Henrique Amaro é o bombeiro mais velho do País: Homenageado deixa conselhos aos mais novos
Henrique Amaro é segundo comandante do Quadro de Honra da Associação Humanitária dos Bombeiros Voluntários de Agualva-Cacém, da qual é o sócio número 12 e onde esteve de 1941 a 1970, data em que se retirou.
Iniciou a sua vida nos bombeiros com 23 anos. Durante quatro anos, foi bombeiros nos Voluntários de Campo de Ourique onde chegou a bombeiro de 3.ª classe. Por motivos pessoais, já em 1941, ingressou nos Bombeiros Voluntários de Agualva-Cacém, a sua associação de coração. Ali exerceu os cargos de segundo comandante (entre 1965 e 1968) e comandante interino (de 1968 a 1970).
Com ar terno e atento, Henrique Amaro chegou a meio da manhã, acompanhado pela filha, e entrou com ar sereno na sala que foi palco da homenagem proposta da Associação Reviver Mais. O ar respeitoso da assistência curiosa em conhecer o bombeiro centenário não transtornou Henrique Amaro, que humildemente se sentiu apenas mais um. Subiu ao palco e sentou-se na mesa de honra, onde ouviu palavras merecidas de agradecimento e respeito, palavras únicas, daquelas que só uma vida dedicada aos bombeiros e vividas com empenho permite que sejam ditas.
Aproveitámos o intervalo para falar com Henrique Amaro. Discurso fluído, postura paternal e um discernimento digno de inveja para muitos. Ao “BP”, e sem papas na língua, o bombeiro que nasceu no ano da República e que contava à data 100 anos e dois dias, referiu que hoje em dia “há muita falta de respeito. Vejo coisas de que não gosto. Hoje é tudo tão fácil comparando com a minha altura. Quando era jovem, respeitava os colegas e o comandante. Hoje, sinto que há muita indisciplina. Ninguém se dá ao respeito…”, assume com ar meio sério, meio brincalhão.
Socorrendo-se das suas memórias, Henrique Amaro lembra: “Nessa altura era tudo mais difícil; não tínhamos autotanques e combatiam-se os incêndios florestais com ramos de árvores”. Nessa época, a Agualva “ainda era uma zona mais rural do que urbana”, e para apagar os fogos “era tudo mais manual, sem os equipamentos que hoje existem”.
O bombeiro de 100 anos afirmou recordar-se ainda da “alegria que se sentia quando se chegava ao fim do fogo com êxito. Hoje em dia os jovens entram muito mais cedo para os bombeiros, conhecem melhor os equipamentos, têm outras ferramentas.
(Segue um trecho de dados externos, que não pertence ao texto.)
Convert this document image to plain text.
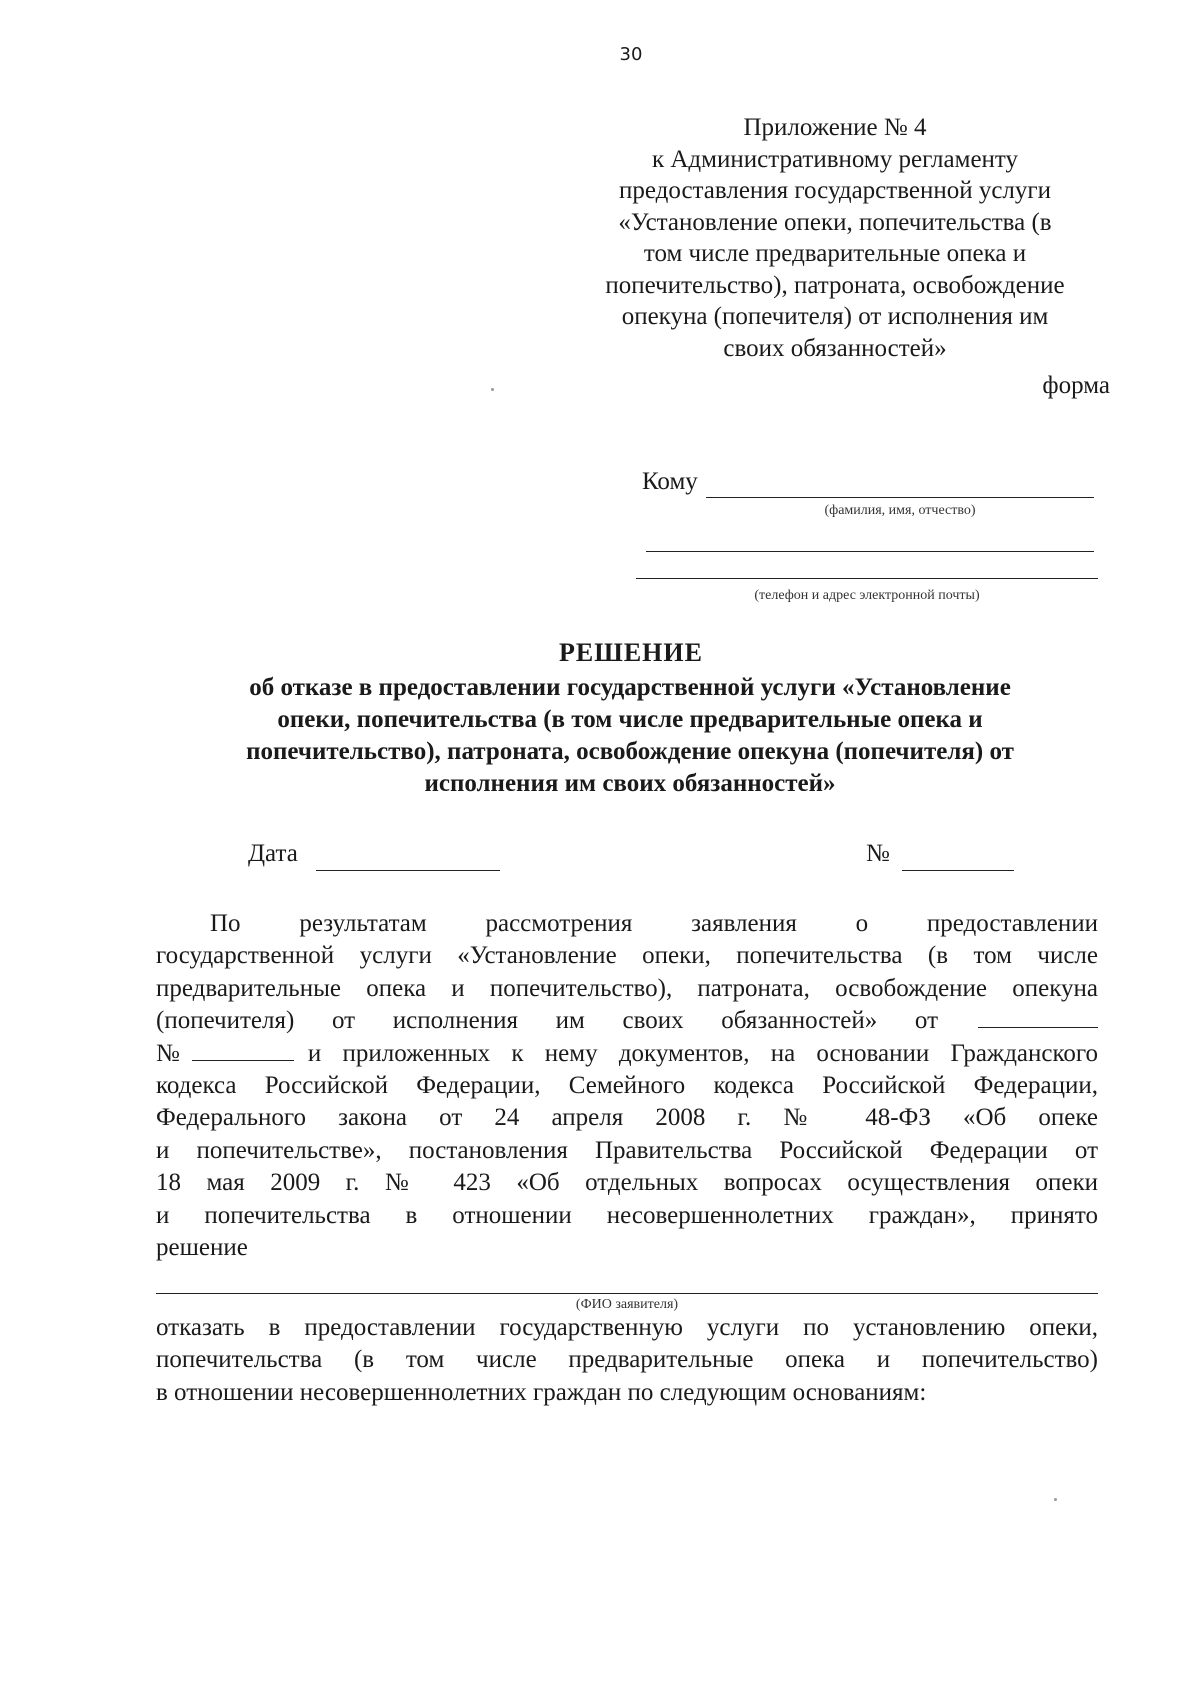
30
Приложение № 4
к Административному регламенту
предоставления государственной услуги
«Установление опеки, попечительства (в
том числе предварительные опека и
попечительство), патроната, освобождение
опекуна (попечителя) от исполнения им
своих обязанностей»
форма
Кому
(фамилия, имя, отчество)
(телефон и адрес электронной почты)
РЕШЕНИЕ
об отказе в предоставлении государственной услуги «Установление
опеки, попечительства (в том числе предварительные опека и
попечительство), патроната, освобождение опекуна (попечителя) от
исполнения им своих обязанностей»
Дата	№

По результатам рассмотрения заявления о предоставлении

государственной услуги «Установление опеки, попечительства (в том числе

предварительные опека и попечительство), патроната, освобождение опекуна

(попечителя) от исполнения им своих обязанностей» от

№	и приложенных к нему документов, на основании Гражданского

кодекса Российской Федерации, Семейного кодекса Российской Федерации,

Федерального закона от 24 апреля 2008 г. № 48-ФЗ «Об опеке

и попечительстве», постановления Правительства Российской Федерации от

18 мая 2009 г. № 423 «Об отдельных вопросах осуществления опеки

и попечительства в отношении несовершеннолетних граждан», принято

решение

(ФИО заявителя)

отказать в предоставлении государственную услуги по установлению опеки,

попечительства (в том числе предварительные опека и попечительство)

в отношении несовершеннолетних граждан по следующим основаниям:
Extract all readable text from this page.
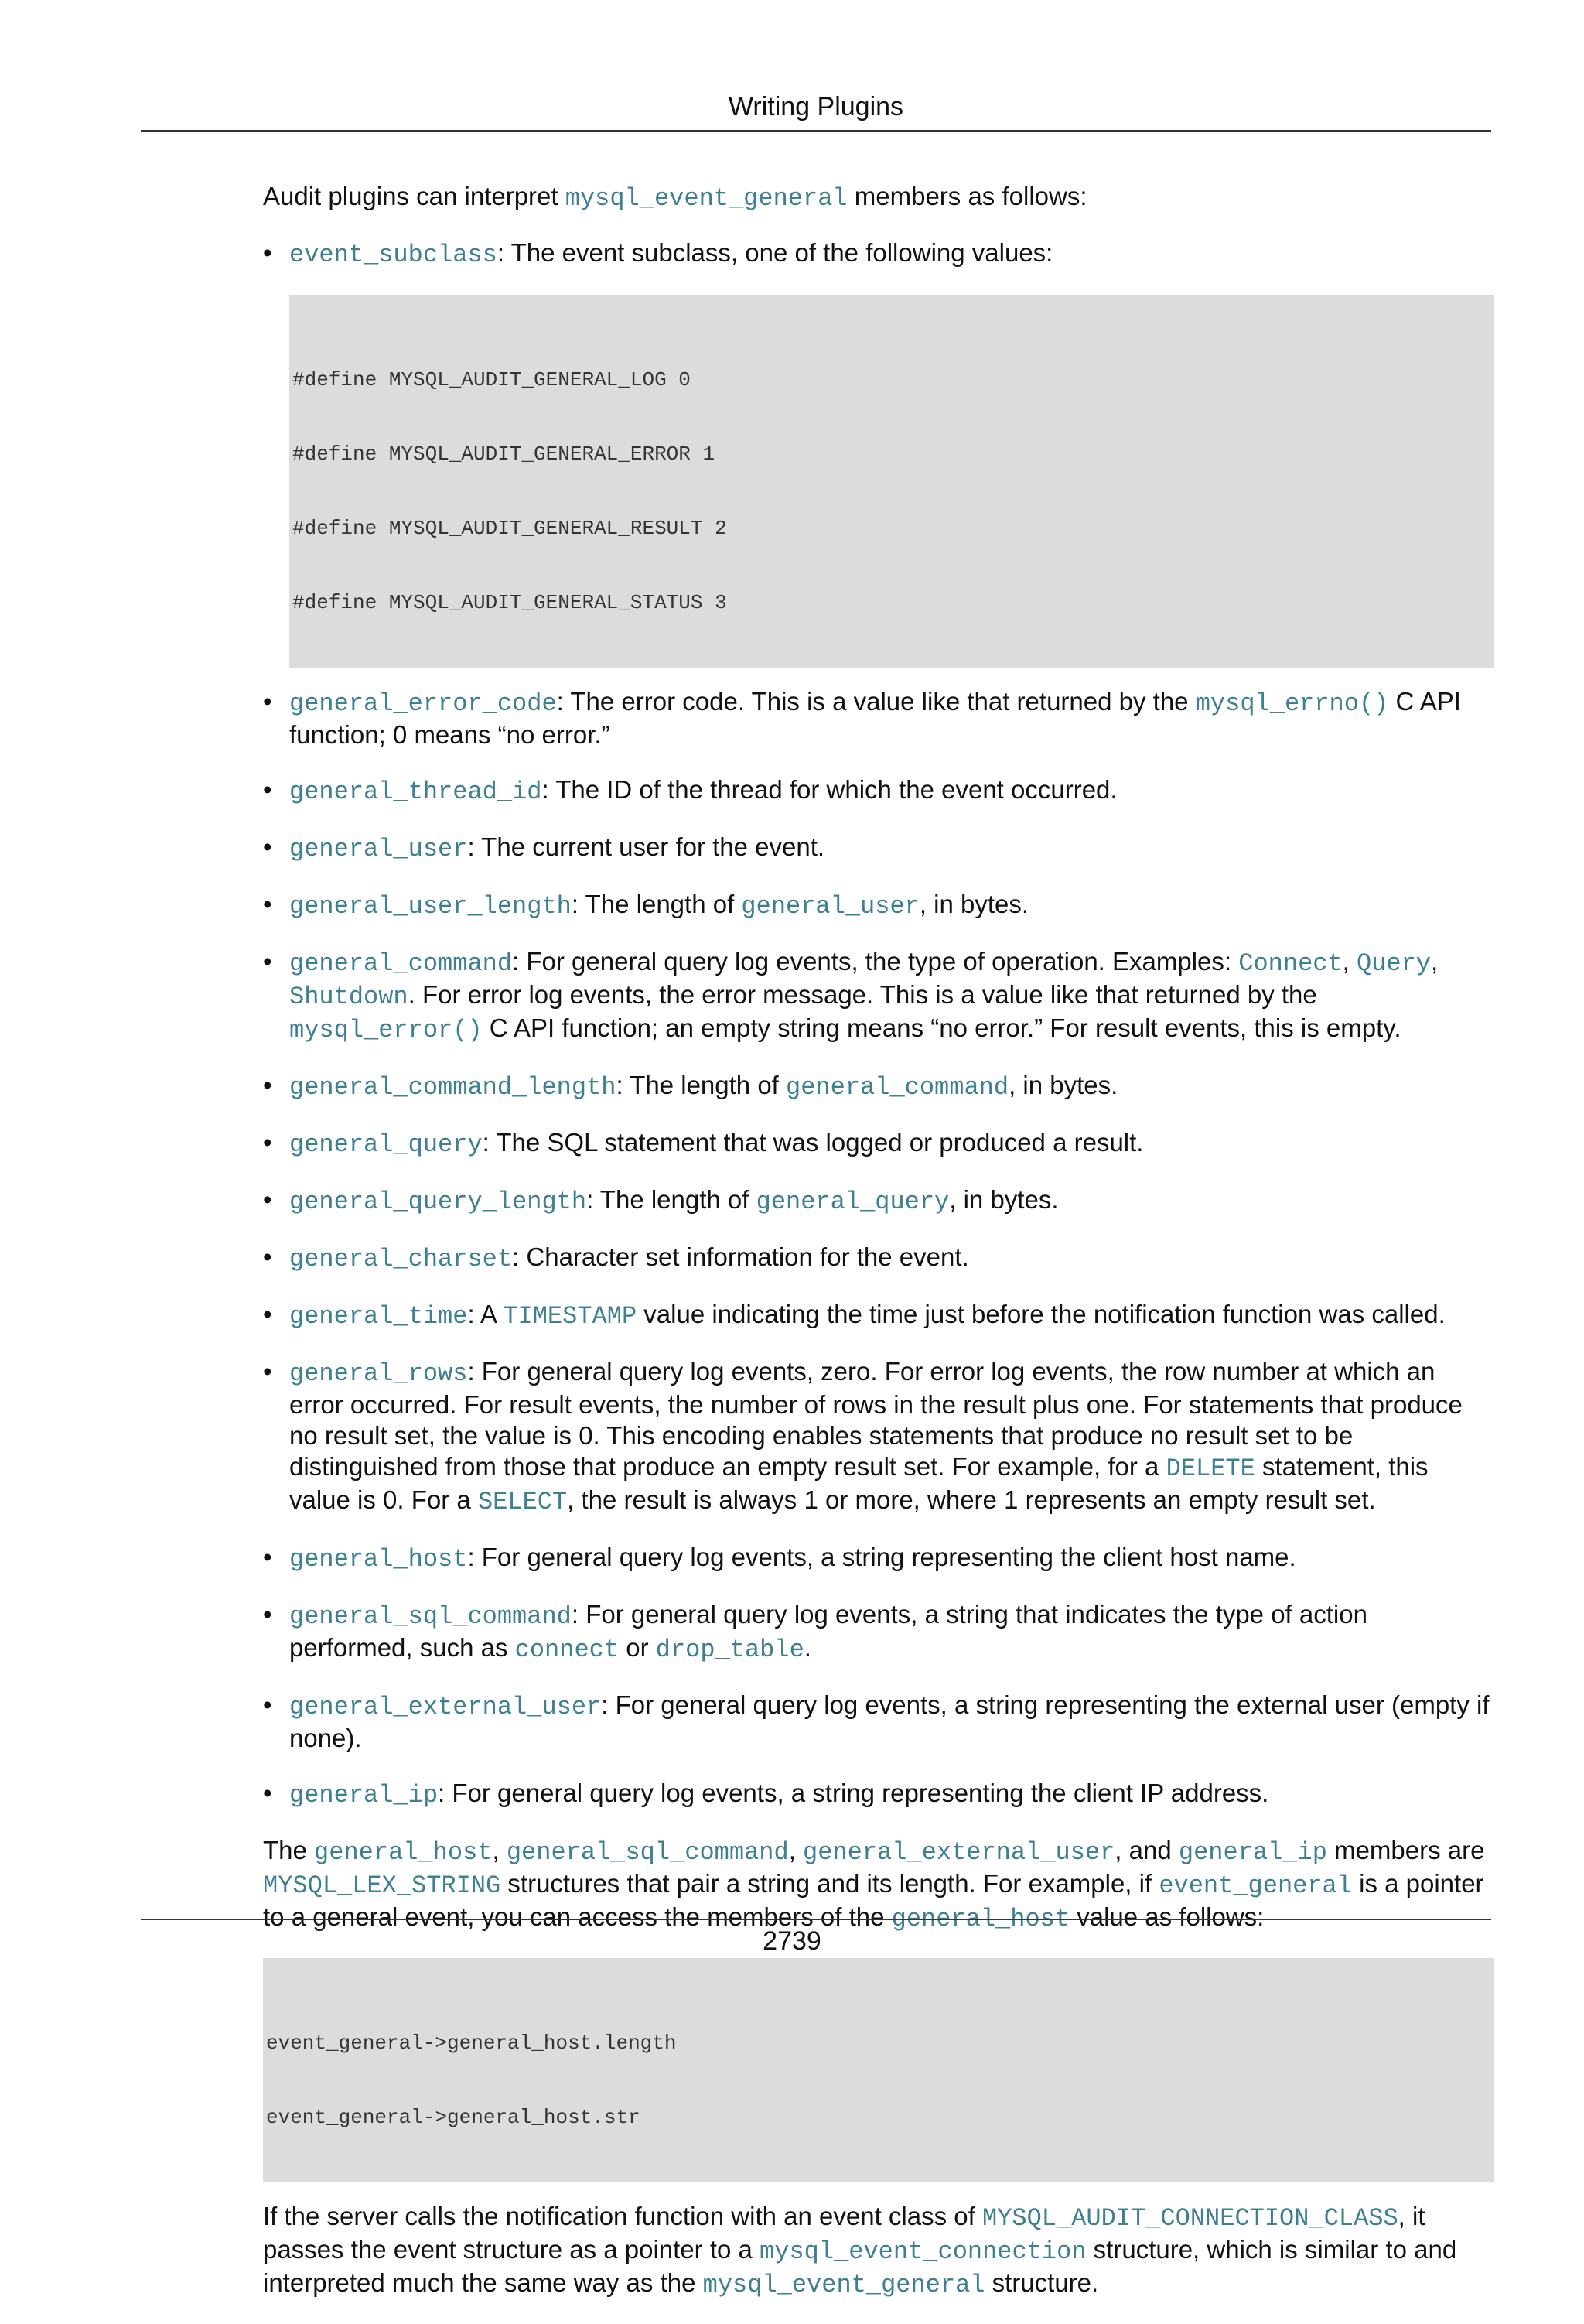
Writing Plugins

Audit plugins can interpret mysql_event_general members as follows:

• event_subclass: The event subclass, one of the following values:

#define MYSQL_AUDIT_GENERAL_LOG 0

#define MYSQL_AUDIT_GENERAL_ERROR 1

#define MYSQL_AUDIT_GENERAL_RESULT 2

#define MYSQL_AUDIT_GENERAL_STATUS 3

• general_error_code: The error code. This is a value like that returned by the mysql_errno() C API function; 0 means “no error.”
• general_thread_id: The ID of the thread for which the event occurred.
• general_user: The current user for the event.
• general_user_length: The length of general_user, in bytes.
• general_command: For general query log events, the type of operation. Examples: Connect, Query, Shutdown. For error log events, the error message. This is a value like that returned by the mysql_error() C API function; an empty string means “no error.” For result events, this is empty.
• general_command_length: The length of general_command, in bytes.
• general_query: The SQL statement that was logged or produced a result.
• general_query_length: The length of general_query, in bytes.
• general_charset: Character set information for the event.
• general_time: A TIMESTAMP value indicating the time just before the notification function was called.
• general_rows: For general query log events, zero. For error log events, the row number at which an error occurred. For result events, the number of rows in the result plus one. For statements that produce no result set, the value is 0. This encoding enables statements that produce no result set to be distinguished from those that produce an empty result set. For example, for a DELETE statement, this value is 0. For a SELECT, the result is always 1 or more, where 1 represents an empty result set.
• general_host: For general query log events, a string representing the client host name.
• general_sql_command: For general query log events, a string that indicates the type of action performed, such as connect or drop_table.
• general_external_user: For general query log events, a string representing the external user (empty if none).
• general_ip: For general query log events, a string representing the client IP address.

The general_host, general_sql_command, general_external_user, and general_ip members are MYSQL_LEX_STRING structures that pair a string and its length. For example, if event_general is a pointer to a general event, you can access the members of the general_host value as follows:

event_general->general_host.length

event_general->general_host.str

If the server calls the notification function with an event class of MYSQL_AUDIT_CONNECTION_CLASS, it passes the event structure as a pointer to a mysql_event_connection structure, which is similar to and interpreted much the same way as the mysql_event_general structure.

2739
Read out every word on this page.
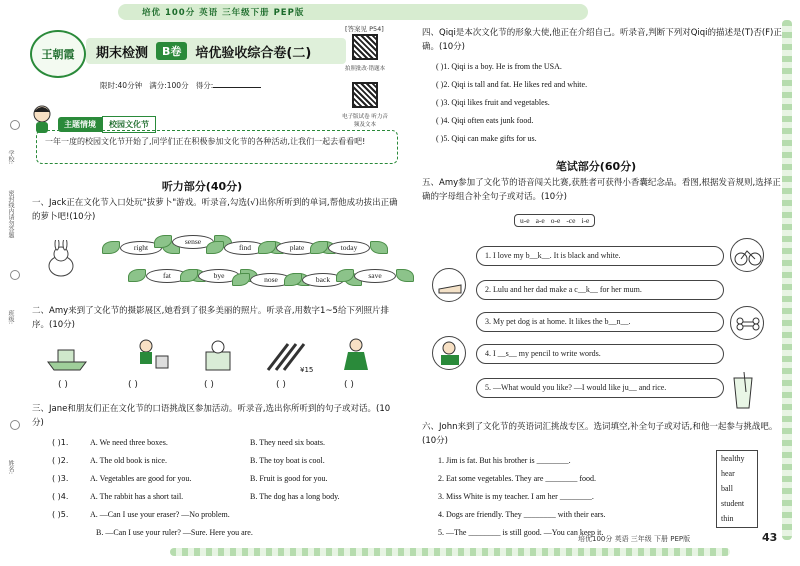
培优 100分 英语 三年级下册 PEP版
学校:
密封线内请勿答题
班级:
姓名:
[答案见 P54]
王朝霞	期末检测	B卷	培优验收综合卷(二)
拍照批改·错题本
电子版试卷 听力音频及文本
限时:40分钟 满分:100分 得分:
主题情境	校园文化节
一年一度的校园文化节开始了,同学们正在积极参加文化节的各种活动,让我们一起去看看吧!
听力部分(40分)
一、Jack正在文化节入口处玩"拔萝卜"游戏。听录音,勾选(√)出你所听到的单词,帮他成功拔出正确的萝卜吧!(10分)
right
sense
find	plate	today
fat	bye	nose	back	save
二、Amy来到了文化节的摄影展区,她看到了很多美丽的照片。听录音,用数字1~5给下列照片排序。(10分)
¥15
( )	( )	( )	( )	( )
三、Jane和朋友们正在文化节的口语挑战区参加活动。听录音,选出你所听到的句子或对话。(10分)
( )1.	A. We need three boxes.	B. They need six boats.
( )2.	A. The old book is nice.	B. The toy boat is cool.
( )3.	A. Vegetables are good for you.	B. Fruit is good for you.
( )4.	A. The rabbit has a short tail.	B. The dog has a long body.
( )5.	A. —Can I use your eraser? —No problem.
B. —Can I use your ruler? —Sure. Here you are.
四、Qiqi是本次文化节的形象大使,他正在介绍自己。听录音,判断下列对Qiqi的描述是(T)否(F)正确。(10分)
( )1. Qiqi is a boy. He is from the USA.
( )2. Qiqi is tall and fat. He likes red and white.
( )3. Qiqi likes fruit and vegetables.
( )4. Qiqi often eats junk food.
( )5. Qiqi can make gifts for us.
笔试部分(60分)
五、Amy参加了文化节的语音闯关比赛,获胜者可获得小香囊纪念品。看图,根据发音规则,选择正确的字母组合补全句子或对话。(10分)
u-e a-e o-e -ce i-e
1. I love my b__k__. It is black and white.
2. Lulu and her dad make a c__k__ for her mum.
3. My pet dog is at home. It likes the b__n__.
4. I __s__ my pencil to write words.
5. —What would you like? —I would like ju__ and rice.
六、John来到了文化节的英语词汇挑战专区。选词填空,补全句子或对话,和他一起参与挑战吧。(10分)
1. Jim is fat. But his brother is ________.
2. Eat some vegetables. They are ________ food.
3. Miss White is my teacher. I am her ________.
4. Dogs are friendly. They ________ with their ears.
5. —The ________ is still good. —You can keep it.
healthy
hear
ball
student
thin
培优100分 英语 三年级 下册 PEP版	43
Não há comparação possível”, referiu.
Já durante o almoço-convívio, Henrique Amaro foi brindado com um bolo decorado com carros de bombeiros em miniatura e com uma ovação de mais de mil pessoas que entoaram os “Parabéns a Você” com a ajuda musical da banda alentejana, vinda do Alvito, que animou a festa.
Ainda no decorrer da sessão de homenagem, o ministro da Administração Interna, Rui Pereira, frisou que “a presença do homenageado é a prova de que ninguém é um ex-bombeiro”. Para o responsável político, “ser bombeiro não é uma ocupação transitória; é um estatuto que nunca se perde”.